Class HtmlChunking
Provides HTML-aware chunking for retrieval workflows. The splitter uses AngleSharp to parse the HTML DOM and respects structural boundaries such as headings, sections, tables, and block-level elements to produce semantically coherent chunks.
public sealed class HtmlChunking : IChunking
- Inheritance
-
HtmlChunking
- Implements
- Inherited Members
Examples
Example: Import an HTML page into a RAG pipeline
using LMKit.Model;
using LMKit.Retrieval;
LM embeddingModel = LM.LoadFromModelID("embeddinggemma-300m");
RagEngine ragEngine = new RagEngine(embeddingModel);
var htmlChunker = new HtmlChunking
{
MaxChunkSize = 400,
MaxOverlapSize = 40,
StripBoilerplate = true,
PreserveHeadingContext = true
};
ragEngine.DefaultIChunking = htmlChunker;
string html = File.ReadAllText("page.html");
ragEngine.ImportText(html, "web-docs", "page1");
Remarks
Key Features
- Configurable chunk size via MaxChunkSize
- Overlap between chunks to preserve context via MaxOverlapSize
- Optional boilerplate stripping (nav, footer, sidebar) via StripBoilerplate
- Heading breadcrumb context prepended to chunks via PreserveHeadingContext
- Tables and preformatted blocks kept intact when they fit in a single chunk
Usage with RagEngine
Create a configured instance and assign it to DefaultIChunking
or pass it to individual ImportText(string, IChunking, string, string, MetadataCollection, CancellationToken) calls.
Properties
- KeepSpacings
Gets or sets whether to preserve original whitespace in the extracted text.
- MaxChunkSize
Gets or sets the maximum target size of a produced chunk, expressed in tokens.
- MaxOverlapSize
Gets or sets the maximum overlap between consecutive chunks, expressed in tokens.
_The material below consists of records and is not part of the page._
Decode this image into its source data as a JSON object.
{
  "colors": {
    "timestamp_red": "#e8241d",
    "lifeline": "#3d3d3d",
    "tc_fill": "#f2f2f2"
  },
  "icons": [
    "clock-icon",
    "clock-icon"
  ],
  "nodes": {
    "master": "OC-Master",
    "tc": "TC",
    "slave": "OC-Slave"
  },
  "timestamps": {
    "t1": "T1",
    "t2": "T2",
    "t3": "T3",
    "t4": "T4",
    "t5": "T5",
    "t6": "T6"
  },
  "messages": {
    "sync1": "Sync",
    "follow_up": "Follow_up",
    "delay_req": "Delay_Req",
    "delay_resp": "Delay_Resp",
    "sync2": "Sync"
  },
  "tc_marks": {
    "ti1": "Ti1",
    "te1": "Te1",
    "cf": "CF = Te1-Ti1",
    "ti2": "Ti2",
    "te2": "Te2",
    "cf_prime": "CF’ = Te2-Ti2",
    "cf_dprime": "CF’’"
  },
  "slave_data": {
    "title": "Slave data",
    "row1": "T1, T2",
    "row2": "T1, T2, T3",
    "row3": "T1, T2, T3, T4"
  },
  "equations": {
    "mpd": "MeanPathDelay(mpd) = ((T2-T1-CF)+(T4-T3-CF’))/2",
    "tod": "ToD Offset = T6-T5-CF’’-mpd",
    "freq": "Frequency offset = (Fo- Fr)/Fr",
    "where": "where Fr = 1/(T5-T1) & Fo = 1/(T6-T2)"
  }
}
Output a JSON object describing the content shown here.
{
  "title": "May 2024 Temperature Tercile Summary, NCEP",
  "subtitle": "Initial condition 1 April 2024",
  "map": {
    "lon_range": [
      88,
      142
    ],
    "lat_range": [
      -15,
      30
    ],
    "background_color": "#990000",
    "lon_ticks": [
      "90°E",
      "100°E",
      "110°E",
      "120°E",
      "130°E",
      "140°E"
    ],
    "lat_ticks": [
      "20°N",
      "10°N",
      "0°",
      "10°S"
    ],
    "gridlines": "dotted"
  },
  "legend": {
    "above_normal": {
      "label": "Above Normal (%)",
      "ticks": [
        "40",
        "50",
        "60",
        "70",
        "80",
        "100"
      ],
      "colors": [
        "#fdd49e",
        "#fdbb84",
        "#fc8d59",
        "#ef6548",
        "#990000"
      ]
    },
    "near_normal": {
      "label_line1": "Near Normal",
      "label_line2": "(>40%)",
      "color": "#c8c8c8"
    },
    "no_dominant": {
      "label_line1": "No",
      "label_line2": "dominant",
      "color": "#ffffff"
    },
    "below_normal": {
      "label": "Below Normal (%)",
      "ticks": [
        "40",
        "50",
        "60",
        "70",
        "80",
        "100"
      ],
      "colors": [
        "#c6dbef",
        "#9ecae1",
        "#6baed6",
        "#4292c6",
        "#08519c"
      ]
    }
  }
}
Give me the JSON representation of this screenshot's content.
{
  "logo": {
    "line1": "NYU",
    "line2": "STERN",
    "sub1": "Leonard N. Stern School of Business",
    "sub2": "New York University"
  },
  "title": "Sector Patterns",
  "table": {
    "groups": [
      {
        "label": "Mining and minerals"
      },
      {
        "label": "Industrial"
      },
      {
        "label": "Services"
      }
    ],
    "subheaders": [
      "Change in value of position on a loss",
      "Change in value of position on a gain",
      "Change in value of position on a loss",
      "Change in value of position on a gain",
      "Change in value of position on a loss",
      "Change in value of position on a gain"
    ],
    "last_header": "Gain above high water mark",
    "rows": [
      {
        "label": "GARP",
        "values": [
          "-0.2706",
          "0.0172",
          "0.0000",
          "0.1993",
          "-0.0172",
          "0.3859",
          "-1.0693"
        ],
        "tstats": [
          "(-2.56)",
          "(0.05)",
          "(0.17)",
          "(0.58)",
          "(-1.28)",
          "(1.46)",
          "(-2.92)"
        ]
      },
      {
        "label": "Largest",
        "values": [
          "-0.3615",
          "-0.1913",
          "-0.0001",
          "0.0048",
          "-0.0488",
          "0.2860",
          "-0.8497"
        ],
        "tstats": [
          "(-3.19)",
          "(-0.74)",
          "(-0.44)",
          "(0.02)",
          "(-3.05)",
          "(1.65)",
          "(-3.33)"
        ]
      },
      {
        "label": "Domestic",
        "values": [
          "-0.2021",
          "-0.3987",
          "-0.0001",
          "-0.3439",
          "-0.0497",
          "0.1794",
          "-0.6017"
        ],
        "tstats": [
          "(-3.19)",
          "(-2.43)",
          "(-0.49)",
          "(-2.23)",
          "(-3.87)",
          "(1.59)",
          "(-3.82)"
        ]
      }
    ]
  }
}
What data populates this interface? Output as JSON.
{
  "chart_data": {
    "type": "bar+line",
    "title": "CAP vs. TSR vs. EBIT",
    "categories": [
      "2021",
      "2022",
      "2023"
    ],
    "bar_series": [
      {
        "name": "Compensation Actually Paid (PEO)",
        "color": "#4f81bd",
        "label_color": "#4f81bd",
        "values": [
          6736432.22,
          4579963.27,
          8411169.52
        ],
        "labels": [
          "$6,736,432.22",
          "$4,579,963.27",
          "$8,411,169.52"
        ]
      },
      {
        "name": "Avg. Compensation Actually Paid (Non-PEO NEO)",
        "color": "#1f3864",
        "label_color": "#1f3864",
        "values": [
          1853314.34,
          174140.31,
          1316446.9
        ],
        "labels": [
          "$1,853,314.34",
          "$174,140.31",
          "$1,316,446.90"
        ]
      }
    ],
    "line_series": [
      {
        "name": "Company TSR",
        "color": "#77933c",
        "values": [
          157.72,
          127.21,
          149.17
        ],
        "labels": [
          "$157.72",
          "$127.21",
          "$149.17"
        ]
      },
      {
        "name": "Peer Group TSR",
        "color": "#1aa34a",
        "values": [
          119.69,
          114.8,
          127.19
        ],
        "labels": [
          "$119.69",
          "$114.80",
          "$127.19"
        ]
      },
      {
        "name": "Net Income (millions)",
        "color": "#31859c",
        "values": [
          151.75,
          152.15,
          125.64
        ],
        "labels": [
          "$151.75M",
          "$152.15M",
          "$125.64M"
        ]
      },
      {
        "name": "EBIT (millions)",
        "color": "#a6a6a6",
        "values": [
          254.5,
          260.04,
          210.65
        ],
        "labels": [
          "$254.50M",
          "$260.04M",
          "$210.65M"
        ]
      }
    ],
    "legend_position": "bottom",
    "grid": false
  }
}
Overlap preserves context continuity across chunk boundaries.
- PreserveHeadingContext
Gets or sets whether to prepend heading context (a breadcrumb trail of parent headings) to each chunk that falls under a heading hierarchy. This improves retrieval quality by giving each chunk a clear topic signal.
- StripBoilerplate
Gets or sets whether to strip boilerplate elements such as navigation bars, footers, sidebars, and common advertisement containers from the HTML before chunking.